What would happen to your company if one of the other owners left or passed away? Would there be a smooth, preplanned transition of ownership or might you face uncertainty, financial difficulties and possibly expensive litigation?
With the loss of a co-owner such a potentially difficult issue, every business with multiple owners should have a buy-sell agreement. If you already have one, it should be kept up to date.
The primary purpose of every buy-sell agreement is to legally confer on the owners of a business or the business itself the right or obligation to buy a departing owner’s interest in the company. But there are other benefits you may have had in mind when creating yours.
For example, perhaps you want to ensure that control of the business is restricted to specified individuals, such as current owners, select family members or upper-level managers. Does your current agreement secure the company in this regard?
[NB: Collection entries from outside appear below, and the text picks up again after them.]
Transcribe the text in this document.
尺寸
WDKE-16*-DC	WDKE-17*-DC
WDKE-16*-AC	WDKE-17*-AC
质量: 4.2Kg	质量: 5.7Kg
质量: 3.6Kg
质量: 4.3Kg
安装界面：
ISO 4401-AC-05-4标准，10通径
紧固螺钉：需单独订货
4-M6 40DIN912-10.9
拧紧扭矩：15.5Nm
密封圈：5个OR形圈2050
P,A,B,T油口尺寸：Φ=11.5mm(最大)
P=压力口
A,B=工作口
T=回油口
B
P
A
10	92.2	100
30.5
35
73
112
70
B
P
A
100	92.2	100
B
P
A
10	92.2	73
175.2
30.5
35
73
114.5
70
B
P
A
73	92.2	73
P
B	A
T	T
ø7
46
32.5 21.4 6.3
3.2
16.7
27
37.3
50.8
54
Another common purpose of a buy-sell agreement is to establish a price for the ownership interests. When reviewing yours, you should engage a qualified appraiser to estimate the value of those interests. In fact, your agreement may require doing so regularly.
Estate planning is also a key priority for many buy-sell agreements. If this is the case for yours, bear in mind that some important changes have taken place in this realm. For 2013 and beyond, the American Taxpayer Relief Act of 2012 raised the top rate for the gift, estate and generation-skipping transfer (GST) taxes to 40 percent. But it also retains the high $5 million gift, estate and GST tax exemptions, annually indexing them for inflation (to $5.25 million for 2013).
A buy-sell agreement can lie dormant for years. What can quickly bring it to life is a “triggering event,” which is when many companies unfortunately realize that the agreement should have been updated.